Kembali lagi pada kasus pengusiran. Setelah 5 hari di IGD, saya belum juga mendapatkan tempat di ICU. Saat itu tenggorokan saya sudah mulai terasa gatal dan mulai batuk-batuk. Dokter yang menangani saya bersama dengan seorang perawat senior, mendatangi dan menawarkan saya untuk pindah ke Rumah Sakit Thamrin yang tidak jauh dari RSCM. Saya mengerti bahwa apa yang mereka lakukan adalah demi kebaikan saya. IGD sangat tidak nyaman, kesibukan terjadi 24 jam tanpa henti, belum lagi virus yang ada di IGD akan berbahaya bila menginfeksi pasien yang pada dasarnya memiliki daya tahan tubuh yang lemah. Saya sangat mengerti tindakan mereka. Mereka pun akan mengurusi segala keperluan saya untuk pindah rumah sakit. Istilahnya, saya terima beres. Perlakuan yang saya dapatkan pun sangat baik. Dan saya adalah pasien KJS (Kartu Jakarta Sehat). Mereka mencari rumah sakit yang juga menerima pasien KJS agar saya dan keluarga tidak mendapatkan masalah dalam pembiayaan di rumah sakit lain.
Walaupun saya mengerti maksud baik mereka, namun saya mengalami keraguan memutuskan untuk tetap bertahan di IGD atau pindah ke RS Thamrin.

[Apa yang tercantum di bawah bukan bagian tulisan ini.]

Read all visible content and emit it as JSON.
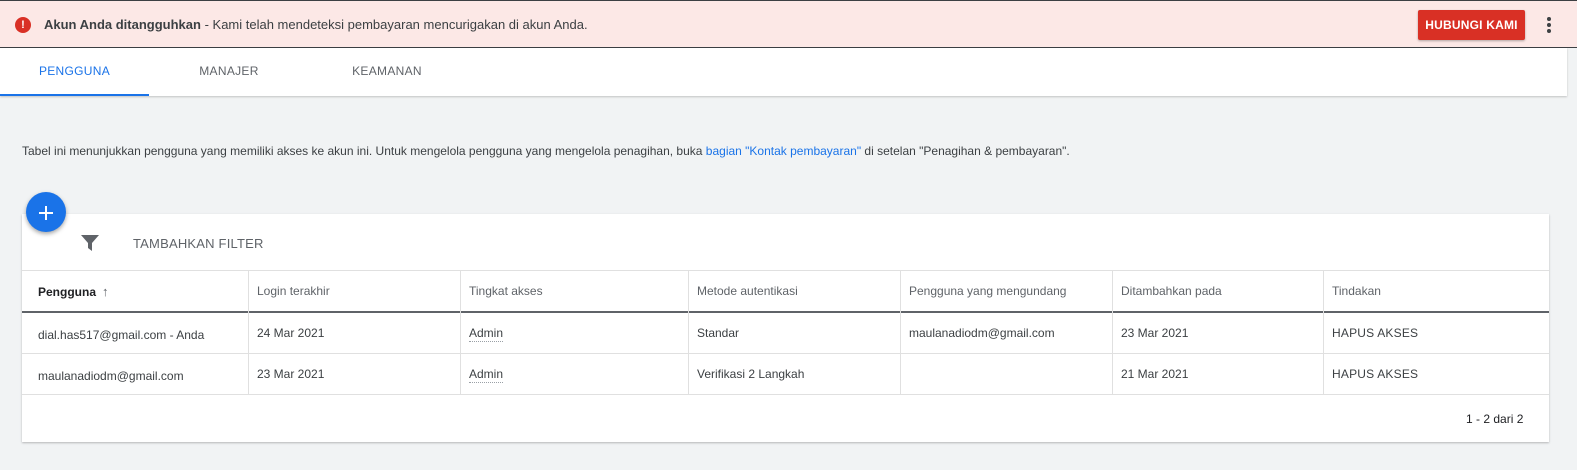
{
  "alert": {
    "title": "Akun Anda ditangguhkan",
    "message": " - Kami telah mendeteksi pembayaran mencurigakan di akun Anda.",
    "button_label": "HUBUNGI KAMI",
    "icon": "error-icon",
    "color": "#d93025"
  },
  "tabs": [
    {
      "label": "PENGGUNA",
      "active": true
    },
    {
      "label": "MANAJER",
      "active": false
    },
    {
      "label": "KEAMANAN",
      "active": false
    }
  ],
  "description": {
    "before": "Tabel ini menunjukkan pengguna yang memiliki akses ke akun ini. Untuk mengelola pengguna yang mengelola penagihan, buka ",
    "link": "bagian \"Kontak pembayaran\"",
    "after": " di setelan \"Penagihan & pembayaran\"."
  },
  "toolbar": {
    "add_icon": "plus-icon",
    "filter_icon": "filter-icon",
    "filter_label": "TAMBAHKAN FILTER"
  },
  "table": {
    "headers": [
      "Pengguna",
      "Login terakhir",
      "Tingkat akses",
      "Metode autentikasi",
      "Pengguna yang mengundang",
      "Ditambahkan pada",
      "Tindakan"
    ],
    "sort_icon": "arrow-up-icon",
    "rows": [
      [
        "dial.has517@gmail.com - Anda",
        "24 Mar 2021",
        "Admin",
        "Standar",
        "maulanadiodm@gmail.com",
        "23 Mar 2021",
        "HAPUS AKSES"
      ],
      [
        "maulanadiodm@gmail.com",
        "23 Mar 2021",
        "Admin",
        "Verifikasi 2 Langkah",
        "",
        "21 Mar 2021",
        "HAPUS AKSES"
      ]
    ]
  },
  "pagination": {
    "label": "1 - 2 dari 2"
  },
  "colors": {
    "accent": "#1a73e8",
    "alert_bg": "#fce8e6",
    "danger": "#d93025"
  }
}
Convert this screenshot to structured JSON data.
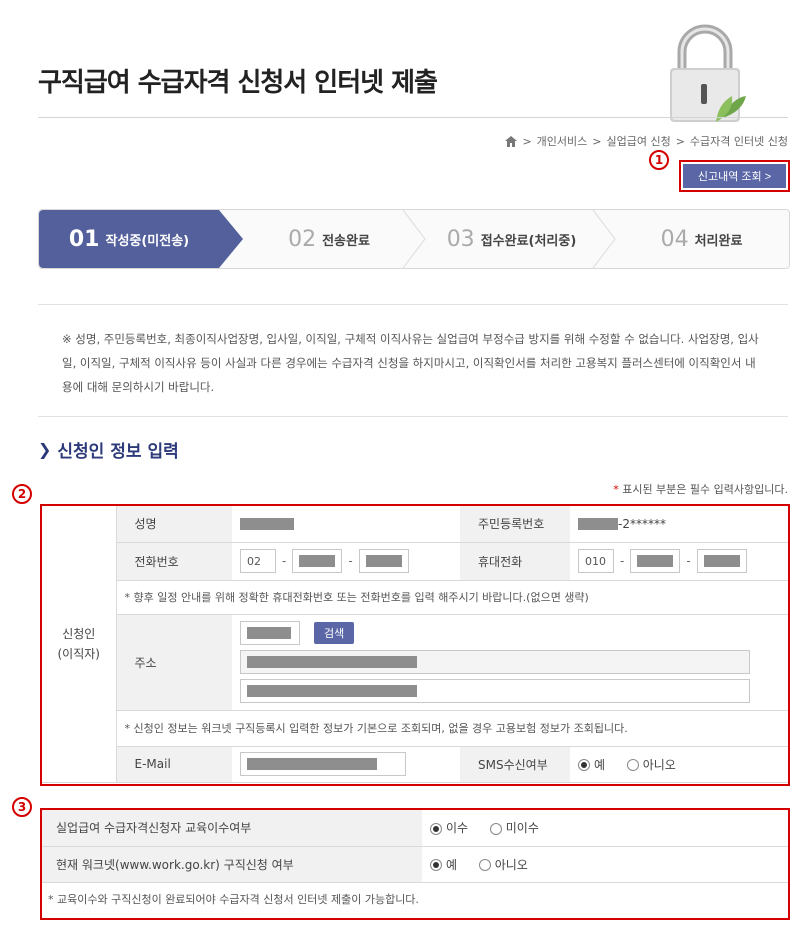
{
  "page": {
    "title": "구직급여 수급자격 신청서 인터넷 제출"
  },
  "breadcrumb": [
    "개인서비스",
    "실업급여 신청",
    "수급자격 인터넷 신청"
  ],
  "markers": [
    "1",
    "2",
    "3"
  ],
  "inquiry_button": "신고내역 조회 >",
  "steps": [
    {
      "num": "01",
      "label": "작성중(미전송)"
    },
    {
      "num": "02",
      "label": "전송완료"
    },
    {
      "num": "03",
      "label": "접수완료(처리중)"
    },
    {
      "num": "04",
      "label": "처리완료"
    }
  ],
  "notice": "※ 성명, 주민등록번호, 최종이직사업장명, 입사일, 이직일, 구체적 이직사유는 실업급여 부정수급 방지를 위해 수정할 수 없습니다. 사업장명, 입사일, 이직일, 구체적 이직사유 등이 사실과 다른 경우에는 수급자격 신청을 하지마시고, 이직확인서를 처리한 고용복지 플러스센터에 이직확인서 내용에 대해 문의하시기 바랍니다.",
  "section": {
    "title": "신청인 정보 입력"
  },
  "required_note": {
    "star": "*",
    "text": "표시된 부분은 필수 입력사항입니다."
  },
  "applicant": {
    "group_label_line1": "신청인",
    "group_label_line2": "(이직자)",
    "name_label": "성명",
    "rrn_label": "주민등록번호",
    "rrn_suffix": "-2******",
    "phone_label": "전화번호",
    "phone_prefix": "02",
    "mobile_label": "휴대전화",
    "mobile_prefix": "010",
    "phone_note": "* 향후 일정 안내를 위해 정확한 휴대전화번호 또는 전화번호를 입력 해주시기 바랍니다.(없으면 생략)",
    "address_label": "주소",
    "search_button": "검색",
    "info_note": "* 신청인 정보는 워크넷 구직등록시 입력한 정보가 기본으로 조회되며, 없을 경우 고용보험 정보가 조회됩니다.",
    "email_label": "E-Mail",
    "sms_label": "SMS수신여부",
    "sms_yes": "예",
    "sms_no": "아니오"
  },
  "education": {
    "q1": "실업급여 수급자격신청자 교육이수여부",
    "q1_opt1": "이수",
    "q1_opt2": "미이수",
    "q2": "현재 워크넷(www.work.go.kr) 구직신청 여부",
    "q2_opt1": "예",
    "q2_opt2": "아니오",
    "note": "* 교육이수와 구직신청이 완료되어야 수급자격 신청서 인터넷 제출이 가능합니다."
  },
  "colors": {
    "accent": "#5a66a6",
    "step_active": "#53609c",
    "highlight": "#d40000",
    "section_title": "#2d3a7a"
  }
}
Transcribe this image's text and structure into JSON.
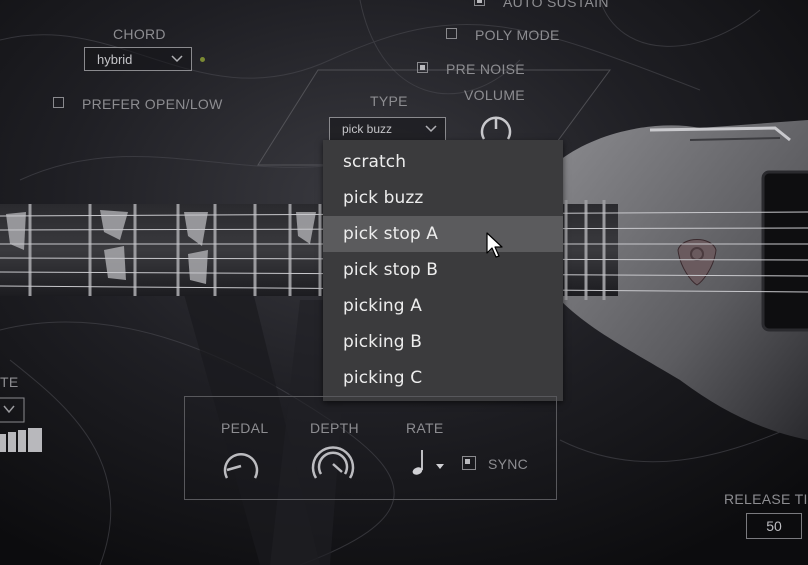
{
  "chord": {
    "label": "CHORD",
    "value": "hybrid"
  },
  "prefer_open_low": {
    "label": "PREFER OPEN/LOW",
    "checked": false
  },
  "auto_sustain": {
    "label": "AUTO SUSTAIN",
    "checked": true
  },
  "poly_mode": {
    "label": "POLY MODE",
    "checked": false
  },
  "pre_noise": {
    "label": "PRE NOISE",
    "checked": true
  },
  "type": {
    "label": "TYPE",
    "value": "pick buzz",
    "options": [
      "scratch",
      "pick buzz",
      "pick stop A",
      "pick stop B",
      "picking A",
      "picking B",
      "picking C"
    ],
    "hovered": "pick stop A"
  },
  "volume": {
    "label": "VOLUME"
  },
  "lfo": {
    "pedal_label": "PEDAL",
    "depth_label": "DEPTH",
    "rate_label": "RATE",
    "sync_label": "SYNC",
    "sync_checked": true,
    "rate_note_icon": "quarter-note-icon"
  },
  "release": {
    "label": "RELEASE TI",
    "value": "50"
  },
  "left_cut_label": "TE",
  "colors": {
    "menu_bg": "#3b3b3d",
    "menu_hover": "#5b5b5d",
    "accent_dot": "#7b8a33"
  }
}
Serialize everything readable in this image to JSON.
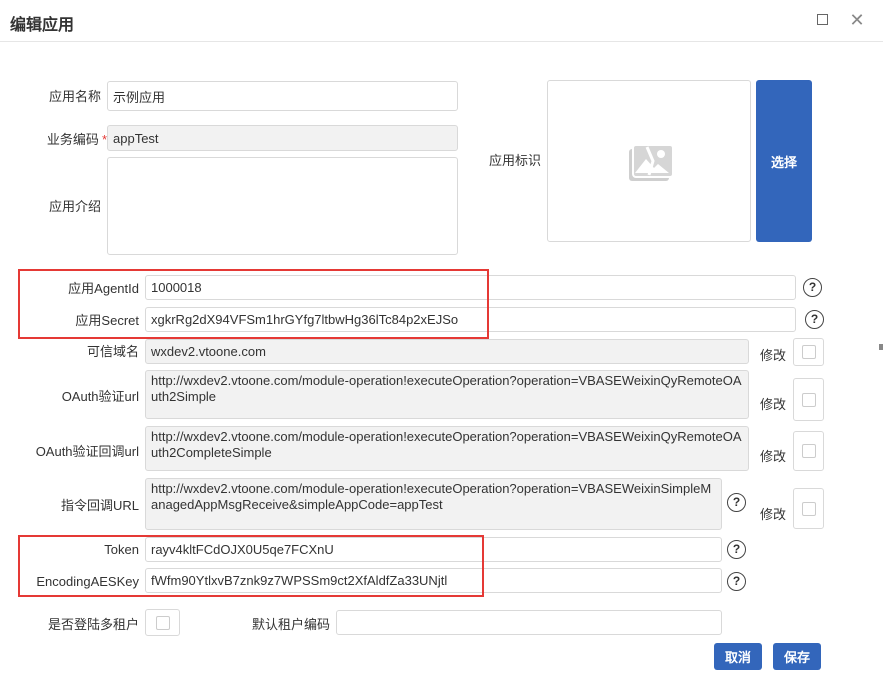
{
  "dialog": {
    "title": "编辑应用"
  },
  "form": {
    "app_name": {
      "label": "应用名称",
      "value": "示例应用"
    },
    "biz_code": {
      "label": "业务编码",
      "required_mark": "*",
      "value": "appTest"
    },
    "app_intro": {
      "label": "应用介绍",
      "value": ""
    },
    "app_logo": {
      "label": "应用标识",
      "select_label": "选择",
      "icon": "image-placeholder-icon"
    },
    "agent_id": {
      "label": "应用AgentId",
      "value": "1000018"
    },
    "secret": {
      "label": "应用Secret",
      "value": "xgkrRg2dX94VFSm1hrGYfg7ltbwHg36lTc84p2xEJSo"
    },
    "trusted_domain": {
      "label": "可信域名",
      "value": "wxdev2.vtoone.com",
      "modify_label": "修改"
    },
    "oauth_url": {
      "label": "OAuth验证url",
      "value": "http://wxdev2.vtoone.com/module-operation!executeOperation?operation=VBASEWeixinQyRemoteOAuth2Simple",
      "modify_label": "修改"
    },
    "oauth_callback": {
      "label": "OAuth验证回调url",
      "value": "http://wxdev2.vtoone.com/module-operation!executeOperation?operation=VBASEWeixinQyRemoteOAuth2CompleteSimple",
      "modify_label": "修改"
    },
    "cmd_callback": {
      "label": "指令回调URL",
      "value": "http://wxdev2.vtoone.com/module-operation!executeOperation?operation=VBASEWeixinSimpleManagedAppMsgReceive&simpleAppCode=appTest",
      "modify_label": "修改"
    },
    "token": {
      "label": "Token",
      "value": "rayv4kltFCdOJX0U5qe7FCXnU"
    },
    "aes_key": {
      "label": "EncodingAESKey",
      "value": "fWfm90YtlxvB7znk9z7WPSSm9ct2XfAldfZa33UNjtl"
    },
    "multi_tenant": {
      "label": "是否登陆多租户"
    },
    "default_tenant": {
      "label": "默认租户编码",
      "value": ""
    },
    "help_glyph": "?"
  },
  "buttons": {
    "cancel": "取消",
    "save": "保存"
  },
  "colors": {
    "primary": "#3366bb",
    "highlight_box": "#e53935"
  }
}
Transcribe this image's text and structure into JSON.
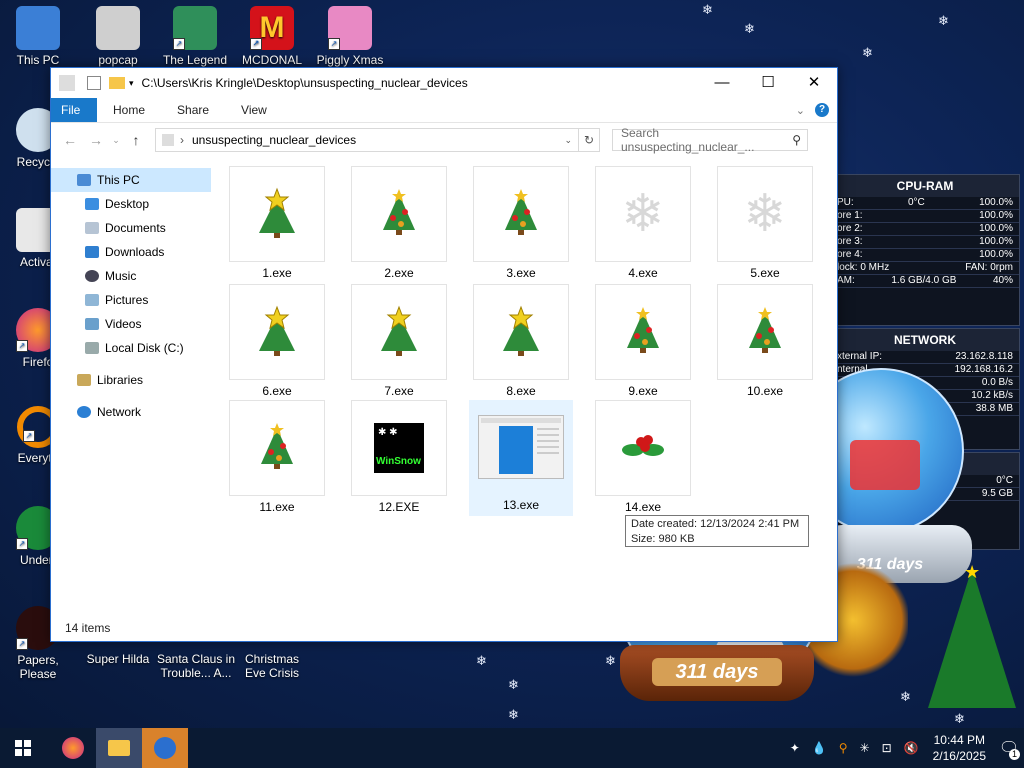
{
  "desktop": {
    "icons_col1": [
      {
        "label": "This PC"
      },
      {
        "label": "Recycle"
      },
      {
        "label": "Activat"
      },
      {
        "label": "Firefo"
      },
      {
        "label": "Everyth"
      },
      {
        "label": "Undert"
      },
      {
        "label": "Papers, Please"
      }
    ],
    "icons_top": [
      {
        "label": "popcap"
      },
      {
        "label": "The Legend"
      },
      {
        "label": "MCDONAL"
      },
      {
        "label": "Piggly Xmas"
      }
    ],
    "icons_bottom": [
      {
        "label": "Super Hilda"
      },
      {
        "label": "Santa Claus in Trouble... A..."
      },
      {
        "label": "Christmas Eve Crisis"
      }
    ]
  },
  "explorer": {
    "title": "C:\\Users\\Kris Kringle\\Desktop\\unsuspecting_nuclear_devices",
    "ribbon_tabs": [
      "File",
      "Home",
      "Share",
      "View"
    ],
    "path_current": "unsuspecting_nuclear_devices",
    "search_placeholder": "Search unsuspecting_nuclear_...",
    "nav": [
      {
        "label": "This PC"
      },
      {
        "label": "Desktop"
      },
      {
        "label": "Documents"
      },
      {
        "label": "Downloads"
      },
      {
        "label": "Music"
      },
      {
        "label": "Pictures"
      },
      {
        "label": "Videos"
      },
      {
        "label": "Local Disk (C:)"
      },
      {
        "label": "Libraries"
      },
      {
        "label": "Network"
      }
    ],
    "files": [
      {
        "name": "1.exe",
        "icon": "star-tree-icon"
      },
      {
        "name": "2.exe",
        "icon": "ornament-tree-icon"
      },
      {
        "name": "3.exe",
        "icon": "ornament-tree-icon"
      },
      {
        "name": "4.exe",
        "icon": "snowflake-icon"
      },
      {
        "name": "5.exe",
        "icon": "snowflake-icon"
      },
      {
        "name": "6.exe",
        "icon": "star-tree-icon"
      },
      {
        "name": "7.exe",
        "icon": "star-tree-icon"
      },
      {
        "name": "8.exe",
        "icon": "star-tree-icon"
      },
      {
        "name": "9.exe",
        "icon": "ornament-tree-icon"
      },
      {
        "name": "10.exe",
        "icon": "ornament-tree-icon"
      },
      {
        "name": "11.exe",
        "icon": "ornament-tree-icon"
      },
      {
        "name": "12.EXE",
        "icon": "winsnow-icon"
      },
      {
        "name": "13.exe",
        "icon": "window-icon"
      },
      {
        "name": "14.exe",
        "icon": "holly-icon"
      }
    ],
    "winsnow_text": "WinSnow",
    "status": "14 items",
    "tooltip": {
      "line1": "Date created: 12/13/2024 2:41 PM",
      "line2": "Size: 980 KB"
    }
  },
  "cpu_gadget": {
    "title": "CPU-RAM",
    "rows": [
      {
        "k": "PU:",
        "m": "0°C",
        "v": "100.0%"
      },
      {
        "k": "ore 1:",
        "m": "",
        "v": "100.0%"
      },
      {
        "k": "ore 2:",
        "m": "",
        "v": "100.0%"
      },
      {
        "k": "ore 3:",
        "m": "",
        "v": "100.0%"
      },
      {
        "k": "ore 4:",
        "m": "",
        "v": "100.0%"
      },
      {
        "k": "lock: 0 MHz",
        "m": "",
        "v": "FAN: 0rpm"
      },
      {
        "k": "AM:",
        "m": "1.6 GB/4.0 GB",
        "v": "40%"
      }
    ]
  },
  "net_gadget": {
    "title": "NETWORK",
    "rows": [
      {
        "k": "xternal IP:",
        "v": "23.162.8.118"
      },
      {
        "k": "nternal",
        "v": "192.168.16.2"
      },
      {
        "k": "",
        "v": "0.0 B/s"
      },
      {
        "k": "",
        "v": "10.2 kB/s"
      },
      {
        "k": "",
        "v": "38.8 MB"
      }
    ]
  },
  "disk_gadget": {
    "temp": "0°C",
    "size": "9.5 GB"
  },
  "globes": {
    "days_label": "311 days"
  },
  "taskbar": {
    "time": "10:44 PM",
    "date": "2/16/2025",
    "notif_count": "1"
  }
}
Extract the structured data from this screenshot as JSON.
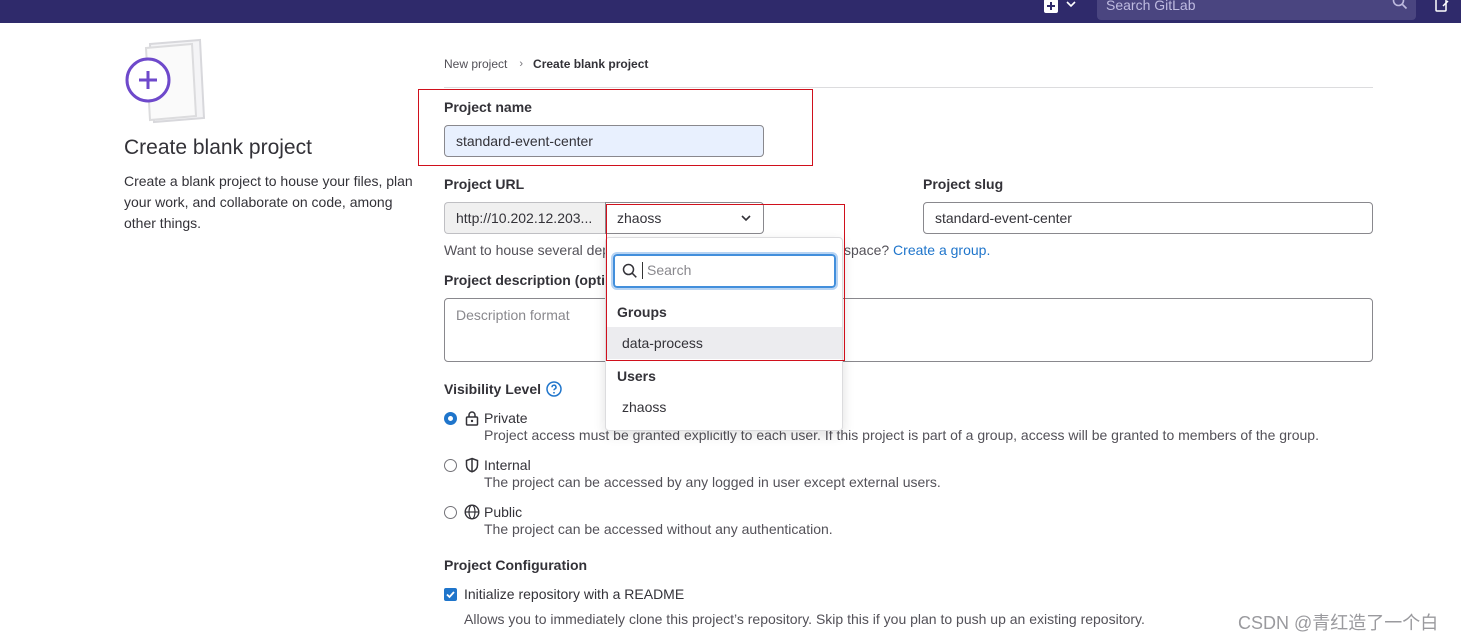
{
  "topbar": {
    "search_placeholder": "Search GitLab",
    "icons": [
      "plus-square-icon",
      "chevron-down-icon",
      "search-icon",
      "todo-icon"
    ]
  },
  "left": {
    "title": "Create blank project",
    "description": "Create a blank project to house your files, plan your work, and collaborate on code, among other things."
  },
  "breadcrumb": {
    "parent": "New project",
    "separator": "›",
    "current": "Create blank project"
  },
  "form": {
    "project_name_label": "Project name",
    "project_name_value": "standard-event-center",
    "project_url_label": "Project URL",
    "url_prefix": "http://10.202.12.203...",
    "namespace_value": "zhaoss",
    "project_slug_label": "Project slug",
    "project_slug_value": "standard-event-center",
    "namespace_help_start": "Want to house several dep",
    "namespace_help_end": "space?",
    "create_group_link": "Create a group.",
    "description_label": "Project description (optio",
    "description_placeholder": "Description format"
  },
  "namespace_dropdown": {
    "search_placeholder": "Search",
    "groups_header": "Groups",
    "groups": [
      "data-process"
    ],
    "users_header": "Users",
    "users": [
      "zhaoss"
    ]
  },
  "visibility": {
    "label": "Visibility Level",
    "options": [
      {
        "title": "Private",
        "description": "Project access must be granted explicitly to each user. If this project is part of a group, access will be granted to members of the group.",
        "checked": true,
        "icon": "lock-icon"
      },
      {
        "title": "Internal",
        "description": "The project can be accessed by any logged in user except external users.",
        "checked": false,
        "icon": "shield-icon"
      },
      {
        "title": "Public",
        "description": "The project can be accessed without any authentication.",
        "checked": false,
        "icon": "globe-icon"
      }
    ]
  },
  "config": {
    "label": "Project Configuration",
    "readme_label": "Initialize repository with a README",
    "readme_checked": true,
    "readme_help": "Allows you to immediately clone this project’s repository. Skip this if you plan to push up an existing repository."
  },
  "watermark": "CSDN @青红造了一个白",
  "colors": {
    "topbar": "#2f2a6b",
    "link": "#1f75cb",
    "highlight_box": "#d0101c",
    "autofill": "#e8f0fe"
  }
}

Pertimbangan saya adalah, dokter yang akan menangani saya nanti di RS Thamrin tidak sama dengan dokter di RSCM. Sementara saya sudah sejak lama menjadi pasien rawat jalan disana. Namun bila terlalu lama di IGD, saya takut terkena infeksi dan di IGD saya tidak bisa beristirahat karena kesibukan yang luar biasa di ruangan itu.
Meski pihak rumah sakit sedang mempersiapkan kepindahan saya ke RS Thamrin, mereka tidak serta merta berhenti menyisihkan ruangan di ICU. Terbukti pada keesokan harinya, di hari keenam, akhirnya ada tempat untuk saya di ICU. Saya tidak jadi pindah rumah sakit. Dan segera masuk ke ruang ICU yang berada pada lantai 2 IGD.
Bagaimana dengan kasus bayi Akila? Saya rasa kasusnya tidak jauh berbeda dengan yang pernah saya alami. Akila diminta untuk pindah sementara ke rumah singgah sampai mendapatkan tempat di ruang perawatan. Jika Akila tetap dibiarkan di IGD, justru dikhawatirkan akan berdampak buruk bagi kesehatan Akila sendiri. Virus yang ada di rumah sakit jauh lebih berbahaya, kawan. Apalagi dengan daya tahan tubuh pasien yang lemah, sangat rentan terjangkit infeksi.
Saya tidak membela pihak manapun. Saya sebagai pasien juga merasakan apa yang dirasakan oleh keluarga Akila. Saya berpikir bahwa kemungkinan keluarga Akila tidak memahami maksud dari pihak rumah sakit. IGD adalah tempat untuk menangani pasien yang sedang dalam kondisi gawat darurat. Sehingga bila kondisi pasien sudah memungkinkan untuk rawat jalan atau bisa dipindahkan ke ruang perawatan, pasien pun sudah tidak perlu lagi ditempatkan di IGD. Terlebih lagi IGD RSCM seringkali "sesak" bahkan penuh karena begitu banyaknya pasien.
Ada baiknya bila kita memahami dulu permasalahan yang ada sebelum menyudutkan salah satu pihak. Ketahui terlebih dulu alasan suatu pihak dalam mengambil sebuah tindakan. Memang tidak mudah apalagi bagi keluarga pasien yang sedang mengalami "tekanan". Tetapi bukan pula dijadikan alasan menyalahkan pihak lain sepenuhnya. Dalam hal ini adalah pihak rumah sakit.
Dan satu hal lagi, sangat disayangkan ketika media membesar-besarkan berita ini dengan headline "DIUSIR dari IGD RSCM". Terdengar sangat kejam. Karena belum tentu itu yang terjadi, bisa saja kasusnya serupa dengan apa yang pernah terjadi dengan saya. Bijaklah.